Introduction

In our new office at Pattern, I have 42U of server rack space to play with, so I want to get an AMD EPYC server for some long-running bioinformatics tasks. EPYC Genoa looks like the sweet spot for price to performance, but which of the 24 SKUs is the best for typical bioinformatics workloads? Obviously, more cores and more frequency is more better, but are there additional factors to consider?

Specifically, I’m interested in comparing the 9654 and 9684X CPUs. Both are 96-core, 192 thread monsters that can boost up to 3.7 GHz, but the 9684X has over a gigabyte of L3 cache, three times that of the 9654. That’s AMD 3D V-Cache, which became famous through it’s use in gaming desktop CPUs and has now made its way to the server market. 3D V-Cache is also supposed to help certain productivity workloads, but there’s not many benchmarks that cover bioinformatics specifically. The only mention I could find was this post on Mark Ziemann’s blog.

The cache is stacked on top of the processor … in 3D!

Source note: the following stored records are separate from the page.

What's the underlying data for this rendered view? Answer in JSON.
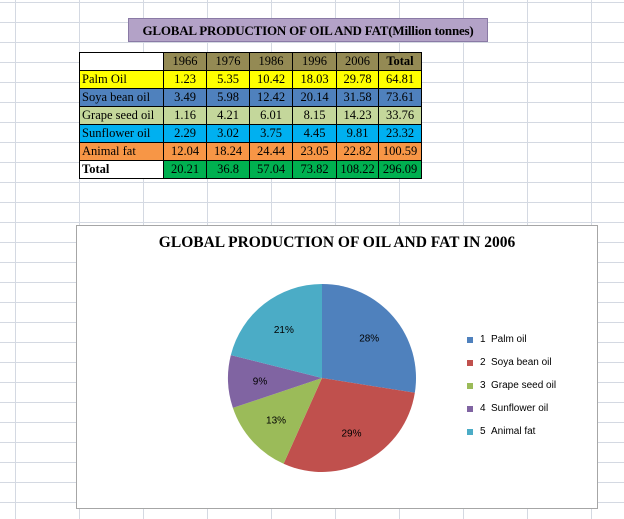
{
  "table": {
    "title": "GLOBAL PRODUCTION OF OIL AND FAT(Million tonnes)",
    "columns": [
      "1966",
      "1976",
      "1986",
      "1996",
      "2006",
      "Total"
    ],
    "rows": [
      {
        "label": "Palm Oil",
        "values": [
          "1.23",
          "5.35",
          "10.42",
          "18.03",
          "29.78",
          "64.81"
        ],
        "bg": "#ffff00",
        "fg": "#000000"
      },
      {
        "label": "Soya bean oil",
        "values": [
          "3.49",
          "5.98",
          "12.42",
          "20.14",
          "31.58",
          "73.61"
        ],
        "bg": "#4f81bd",
        "fg": "#000000"
      },
      {
        "label": "Grape seed oil",
        "values": [
          "1.16",
          "4.21",
          "6.01",
          "8.15",
          "14.23",
          "33.76"
        ],
        "bg": "#c4d79b",
        "fg": "#000000"
      },
      {
        "label": "Sunflower oil",
        "values": [
          "2.29",
          "3.02",
          "3.75",
          "4.45",
          "9.81",
          "23.32"
        ],
        "bg": "#00b0f0",
        "fg": "#000000"
      },
      {
        "label": "Animal fat",
        "values": [
          "12.04",
          "18.24",
          "24.44",
          "23.05",
          "22.82",
          "100.59"
        ],
        "bg": "#f79646",
        "fg": "#000000"
      },
      {
        "label": "Total",
        "values": [
          "20.21",
          "36.8",
          "57.04",
          "73.82",
          "108.22",
          "296.09"
        ],
        "bg": "#00b050",
        "fg": "#000000",
        "label_bg": "#ffffff",
        "bold_label": true
      }
    ],
    "header_bg": "#948a54"
  },
  "chart_data": {
    "type": "pie",
    "title": "GLOBAL PRODUCTION OF OIL AND FAT IN 2006",
    "categories": [
      "Palm oil",
      "Soya bean oil",
      "Grape seed oil",
      "Sunflower oil",
      "Animal fat"
    ],
    "legend_numbers": [
      "1",
      "2",
      "3",
      "4",
      "5"
    ],
    "values": [
      29.78,
      31.58,
      14.23,
      9.81,
      22.82
    ],
    "data_labels": [
      "28%",
      "29%",
      "13%",
      "9%",
      "21%"
    ],
    "colors": [
      "#4f81bd",
      "#c0504d",
      "#9bbb59",
      "#8064a2",
      "#4bacc6"
    ],
    "legend_position": "right",
    "start_angle_deg": 0,
    "direction": "clockwise"
  }
}
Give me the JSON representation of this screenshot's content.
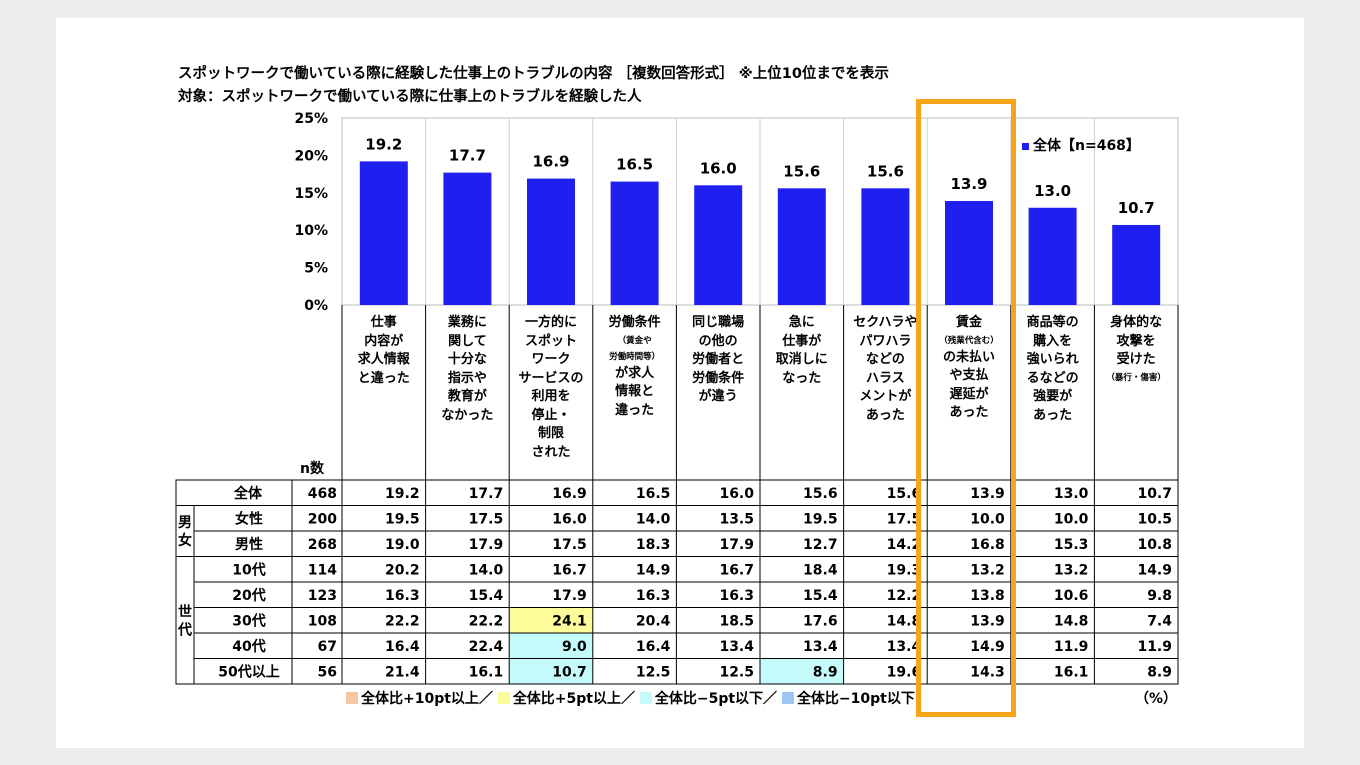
{
  "titles": {
    "line1": "スポットワークで働いている際に経験した仕事上のトラブルの内容 ［複数回答形式］ ※上位10位までを表示",
    "line2": "対象：スポットワークで働いている際に仕事上のトラブルを経験した人"
  },
  "chart_data": {
    "type": "bar",
    "ylim": [
      0,
      25
    ],
    "yticks": [
      "0%",
      "5%",
      "10%",
      "15%",
      "20%",
      "25%"
    ],
    "bar_color": "#1f1ff0",
    "grid": true,
    "legend_position": "top-right",
    "series": [
      {
        "name": "全体【n=468】",
        "values": [
          19.2,
          17.7,
          16.9,
          16.5,
          16.0,
          15.6,
          15.6,
          13.9,
          13.0,
          10.7
        ]
      }
    ],
    "value_labels": [
      "19.2",
      "17.7",
      "16.9",
      "16.5",
      "16.0",
      "15.6",
      "15.6",
      "13.9",
      "13.0",
      "10.7"
    ],
    "categories": [
      {
        "main": "仕事\n内容が\n求人情報\nと違った",
        "sub": "",
        "rest": ""
      },
      {
        "main": "業務に\n関して\n十分な\n指示や\n教育が\nなかった",
        "sub": "",
        "rest": ""
      },
      {
        "main": "一方的に\nスポット\nワーク\nサービスの\n利用を\n停止・\n制限\nされた",
        "sub": "",
        "rest": ""
      },
      {
        "main": "労働条件",
        "sub": "（賃金や\n労働時間等）",
        "rest": "が求人\n情報と\n違った"
      },
      {
        "main": "同じ職場\nの他の\n労働者と\n労働条件\nが違う",
        "sub": "",
        "rest": ""
      },
      {
        "main": "急に\n仕事が\n取消しに\nなった",
        "sub": "",
        "rest": ""
      },
      {
        "main": "セクハラや\nパワハラ\nなどの\nハラス\nメントが\nあった",
        "sub": "",
        "rest": ""
      },
      {
        "main": "賃金",
        "sub": "（残業代含む）",
        "rest": "の未払い\nや支払\n遅延が\nあった"
      },
      {
        "main": "商品等の\n購入を\n強いられ\nるなどの\n強要が\nあった",
        "sub": "",
        "rest": ""
      },
      {
        "main": "身体的な\n攻撃を\n受けた",
        "sub": "（暴行・傷害）",
        "rest": ""
      }
    ],
    "table": {
      "n_header": "n数",
      "rows": [
        {
          "group": "",
          "label": "全体",
          "n": "468",
          "values": [
            "19.2",
            "17.7",
            "16.9",
            "16.5",
            "16.0",
            "15.6",
            "15.6",
            "13.9",
            "13.0",
            "10.7"
          ]
        },
        {
          "group": "男女",
          "label": "女性",
          "n": "200",
          "values": [
            "19.5",
            "17.5",
            "16.0",
            "14.0",
            "13.5",
            "19.5",
            "17.5",
            "10.0",
            "10.0",
            "10.5"
          ]
        },
        {
          "group": "男女",
          "label": "男性",
          "n": "268",
          "values": [
            "19.0",
            "17.9",
            "17.5",
            "18.3",
            "17.9",
            "12.7",
            "14.2",
            "16.8",
            "15.3",
            "10.8"
          ]
        },
        {
          "group": "世代",
          "label": "10代",
          "n": "114",
          "values": [
            "20.2",
            "14.0",
            "16.7",
            "14.9",
            "16.7",
            "18.4",
            "19.3",
            "13.2",
            "13.2",
            "14.9"
          ]
        },
        {
          "group": "世代",
          "label": "20代",
          "n": "123",
          "values": [
            "16.3",
            "15.4",
            "17.9",
            "16.3",
            "16.3",
            "15.4",
            "12.2",
            "13.8",
            "10.6",
            "9.8"
          ]
        },
        {
          "group": "世代",
          "label": "30代",
          "n": "108",
          "values": [
            "22.2",
            "22.2",
            "24.1",
            "20.4",
            "18.5",
            "17.6",
            "14.8",
            "13.9",
            "14.8",
            "7.4"
          ]
        },
        {
          "group": "世代",
          "label": "40代",
          "n": "67",
          "values": [
            "16.4",
            "22.4",
            "9.0",
            "16.4",
            "13.4",
            "13.4",
            "13.4",
            "14.9",
            "11.9",
            "11.9"
          ]
        },
        {
          "group": "世代",
          "label": "50代以上",
          "n": "56",
          "values": [
            "21.4",
            "16.1",
            "10.7",
            "12.5",
            "12.5",
            "8.9",
            "19.6",
            "14.3",
            "16.1",
            "8.9"
          ]
        }
      ],
      "highlights": [
        {
          "row": 5,
          "col": 2,
          "color": "#fcfc9a"
        },
        {
          "row": 6,
          "col": 2,
          "color": "#c4fafa"
        },
        {
          "row": 7,
          "col": 2,
          "color": "#c4fafa"
        },
        {
          "row": 7,
          "col": 5,
          "color": "#c4fafa"
        }
      ]
    }
  },
  "legend": {
    "series_label": "全体【n=468】"
  },
  "key": [
    {
      "text": "全体比+10pt以上／",
      "color": "#f8c7a0"
    },
    {
      "text": "全体比+5pt以上／",
      "color": "#fcfc9a"
    },
    {
      "text": "全体比−5pt以下／",
      "color": "#c4fafa"
    },
    {
      "text": "全体比−10pt以下",
      "color": "#9fc6f2"
    }
  ],
  "unit": "（%）",
  "highlight_color": "#f7a418"
}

In this post, I benchmark a few common bioinformatics tools with the AMD 7950X3D processor, which has both 3D V-Cache and normal cores. In the end, I’m surprised to find a little to no increase in performance when running on the 3D V-Cache cores, at least for the algorithms I tested.

Methods

• Processor: AMD Ryzen 9 7950X3D: 16-core / 32-thread. 2 × 8‑core Core Complex Dies (CCDs). One CCD has 3D V-Cache. 128 MB L3 cache total, split 96/32 across the different CCDs.
• BIOS setup: For the V-Cache test, I disabled the non‑V-Cache CCD in BIOS. The reverse was done for the non V-Cache test.
• Operating system: Ubuntu 22.04.
• Other hardware: 2TB M.2 SSD, 96GB RAM. Memory overclocking and Precision Boost Overdrive (PBO) were disabled for this test.
• The V-Cache CCD boosts up to ~4.8 GHz under load, but the non V-Cache CCD can reach ~5.8GHz. To control for frequency, I ran a third test locking the non‑V-Cache CCD at 4.8 GHz via the cpupower command.
• Bioinformatics tools: We do a lot of short and long-read alignment, so I used minimap2, STAR, and a full run of the nf-core/RNAseq pipeline. All with real-world data from one sample.
•  Measurement: Wall time for the completion of the single command or entire pipeline. Average of 3 replicates reported for each test. The results of each test were surprisingly tight, within a few seconds. The same datasets and command were used for each test. Non-essential background processes as possible were closed during the test.

Results

These results were quite interesting. 3D V-Cache offers a modest improvement compared to a frequency-matched processor, but only for certain tools and workflows. When the non V-Cache CCD was allowed to use the full 5.8GHz, it was always the winner.

Conclusions

For alignment-based bioinformatics tasks, a processor with 3D V-Cache may gain a task-dependent and small improvement in runtime. These improvements were completely negated by a higher-frequency processor. This is nowhere near the halving of runtime seen with computational fluid dynamics and other workloads.

Buying the more expensive and higher powered EPYC 9684X likely isn’t worth it for my use case. I need to learn more about how these algorithms take advantage of different CPU cache levels in order to attempt to explain these results. Additional investigation with AMD μprof might be helpful.

These results significantly more modest than what was reported at Genome Spot, although that post looked at Intel processors.

Limitations

These results could differ for other bioinformatics tasks, like variant calling. Additionally, I attempted to simulate the performance difference of two separate server processors by using different CCDs on my desktop processor. This method could give different results than separate server CPUs.